A. Okay, this is intriguing: these two questions arrived on the same day a few hours apart. Do we have dueling colleagues? Friends
who made a bet? Or maybe—tragically—soul mates who don’t
even know each other and never will? The answer is that Chicago style lowercases the number of the month unless it’s
a holiday like the Fourth of July. Will one of you write to explain this mystery when it’s posted? Let’s
hope for an update next month.
[This answer relies on the 17th edition of CMOS (2017) unless otherwise noted.]
Q. A coworker with a PhD in English lit comments that your example of title casing “Four Theories concerning
the Gospel according to Matthew” isn't correct at all. “Concerning”

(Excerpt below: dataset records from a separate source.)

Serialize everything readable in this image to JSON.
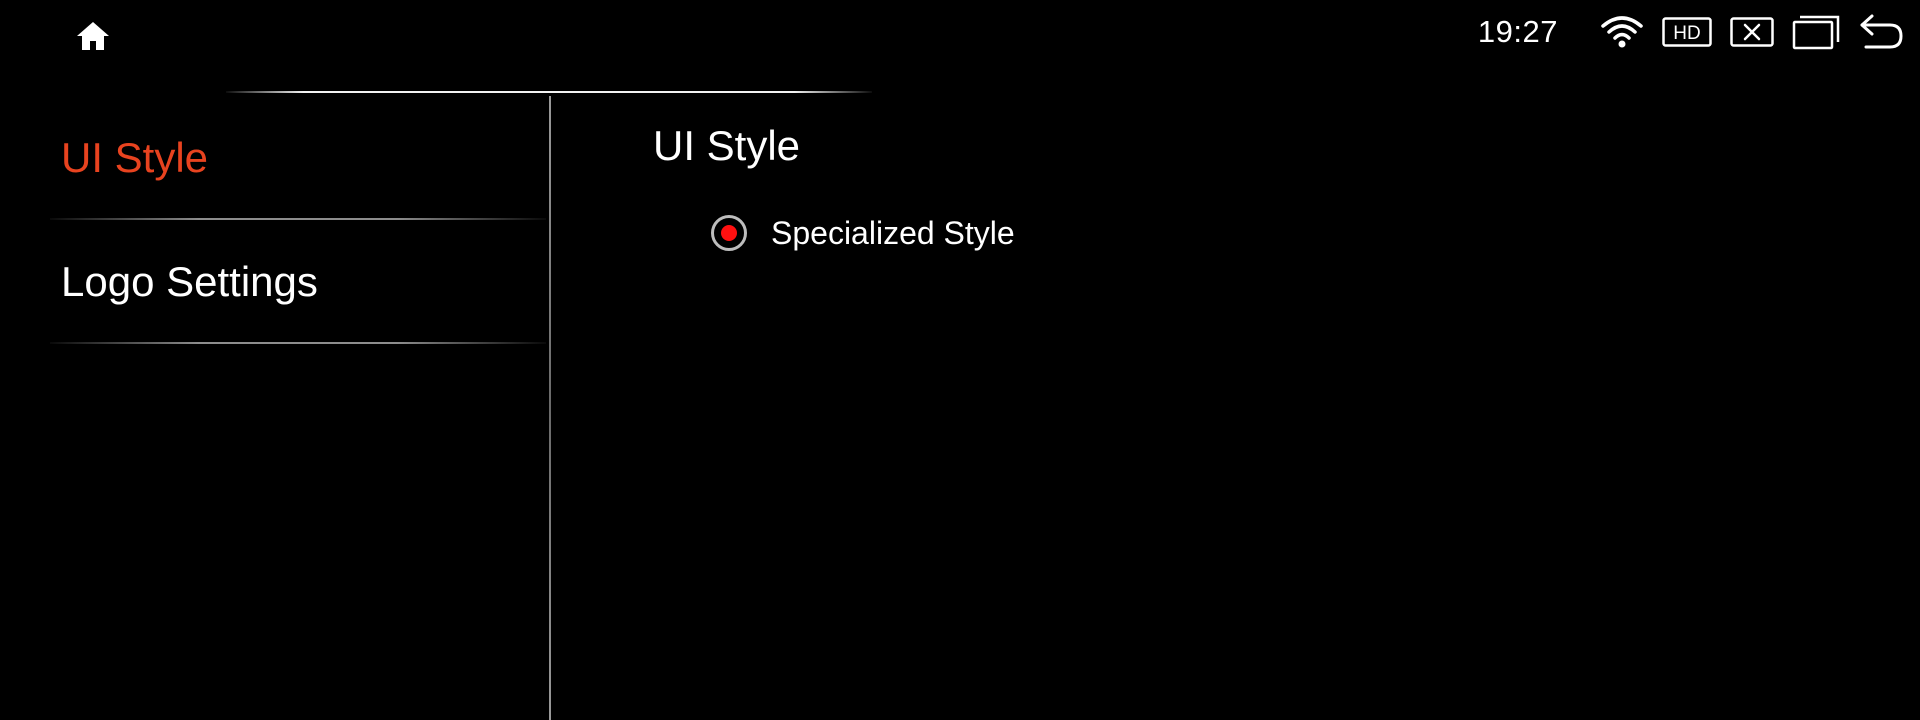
{
  "status_bar": {
    "home_icon": "home-icon",
    "time": "19:27",
    "wifi_icon": "wifi-icon",
    "hd_badge": "HD",
    "icons": [
      "wifi-icon",
      "hd-icon",
      "close-box-icon",
      "recent-apps-icon",
      "back-icon"
    ]
  },
  "sidebar": {
    "items": [
      {
        "label": "UI Style",
        "active": true
      },
      {
        "label": "Logo Settings",
        "active": false
      }
    ]
  },
  "content": {
    "title": "UI Style",
    "options": [
      {
        "label": "Specialized Style",
        "selected": true
      }
    ]
  },
  "colors": {
    "background": "#000000",
    "accent": "#e8431f",
    "radio_selected": "#ff1010",
    "text": "#ffffff"
  }
}
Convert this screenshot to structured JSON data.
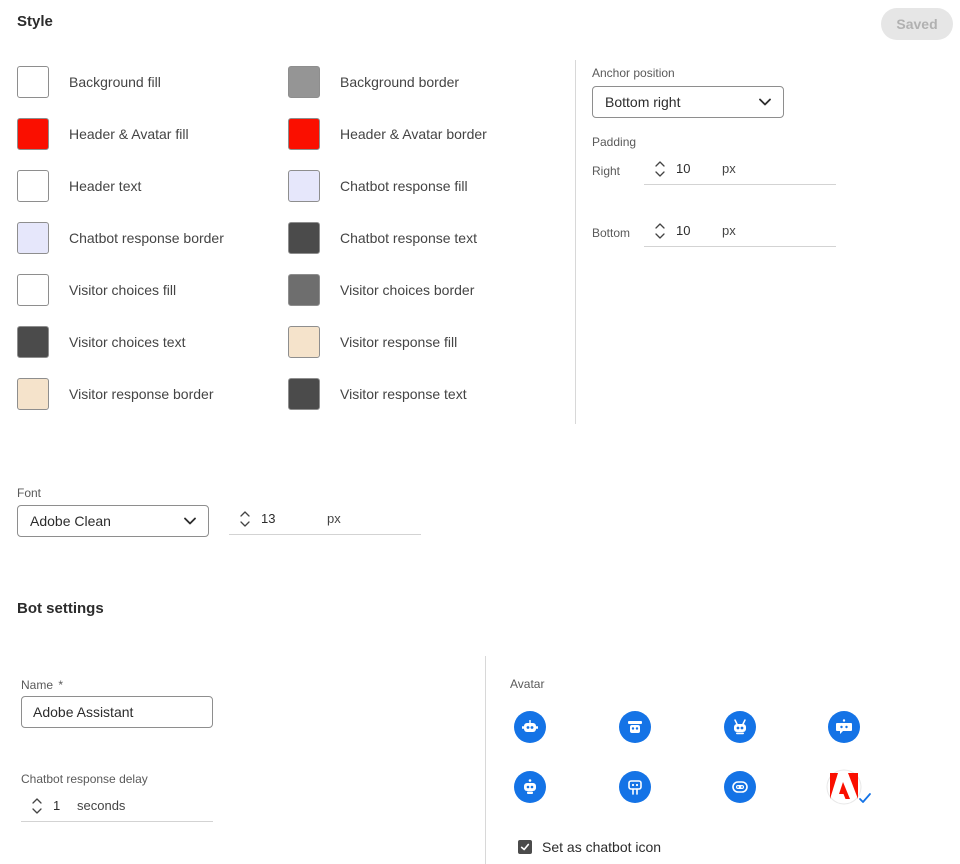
{
  "style": {
    "title": "Style",
    "saved_label": "Saved",
    "colors_left": [
      {
        "label": "Background fill",
        "color": "#ffffff"
      },
      {
        "label": "Header & Avatar fill",
        "color": "#fa0f00"
      },
      {
        "label": "Header text",
        "color": "#ffffff"
      },
      {
        "label": "Chatbot response border",
        "color": "#e6e7fb"
      },
      {
        "label": "Visitor choices fill",
        "color": "#ffffff"
      },
      {
        "label": "Visitor choices text",
        "color": "#4b4b4b"
      },
      {
        "label": "Visitor response border",
        "color": "#f5e3cb"
      }
    ],
    "colors_right": [
      {
        "label": "Background border",
        "color": "#959595"
      },
      {
        "label": "Header & Avatar border",
        "color": "#fa0f00"
      },
      {
        "label": "Chatbot response fill",
        "color": "#e6e7fb"
      },
      {
        "label": "Chatbot response text",
        "color": "#4b4b4b"
      },
      {
        "label": "Visitor choices border",
        "color": "#6e6e6e"
      },
      {
        "label": "Visitor response fill",
        "color": "#f5e3cb"
      },
      {
        "label": "Visitor response text",
        "color": "#4b4b4b"
      }
    ],
    "anchor": {
      "label": "Anchor position",
      "value": "Bottom right"
    },
    "padding": {
      "label": "Padding",
      "right": {
        "label": "Right",
        "value": "10",
        "unit": "px"
      },
      "bottom": {
        "label": "Bottom",
        "value": "10",
        "unit": "px"
      }
    },
    "font": {
      "label": "Font",
      "value": "Adobe Clean",
      "size": "13",
      "unit": "px"
    }
  },
  "bot": {
    "title": "Bot settings",
    "name_label": "Name",
    "name_required": "*",
    "name_value": "Adobe Assistant",
    "delay_label": "Chatbot response delay",
    "delay_value": "1",
    "delay_unit": "seconds",
    "avatar_label": "Avatar",
    "avatars": [
      "robot-icon",
      "robot-hat-icon",
      "robot-antenna-icon",
      "robot-chat-icon",
      "robot-square-icon",
      "robot-tall-icon",
      "robot-face-icon",
      "adobe-logo-icon"
    ],
    "avatar_color": "#1473e6",
    "set_icon_label": "Set as chatbot icon",
    "set_icon_checked": true
  }
}
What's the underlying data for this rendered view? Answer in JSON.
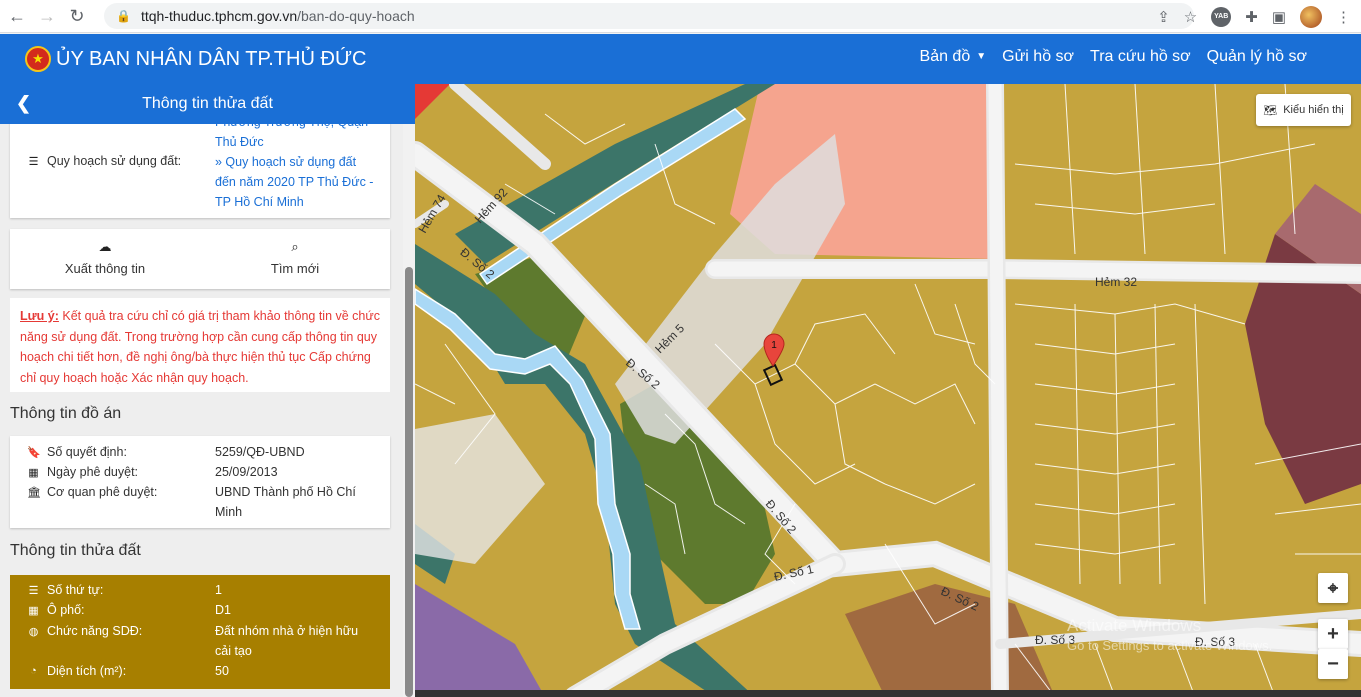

and “according” are participles, not prepositions (thus these are participial,
not prepositional, phrases). I've absolutely never seen “Gospel according to Anyone”—it's
always “According to.” Thoughts? I'm not just nitpicking; trying to get a group
of proofreaders and editors to pull together consistently on little stuff like this.
A. Gulp—a PhD in English lit? Well, here goes: Although “concerning”
and “according” are participles, that doesn't stop them from forming prepositions.
(You can confirm this in a dictionary.) In the title cited, “concerning” is a
preposition with the object “Gospel,” and “according to”
is a preposition with the object “Matthew,” so according to Chicago style they
are lowercased. Many publishers follow a different guideline for title casing, however, by which all words over a certain
length are uppercased, so it's not surprising if you see these prepositions uppercased in titles.
[This answer relies on the 17th edition of CMOS (2017) unless otherwise noted.]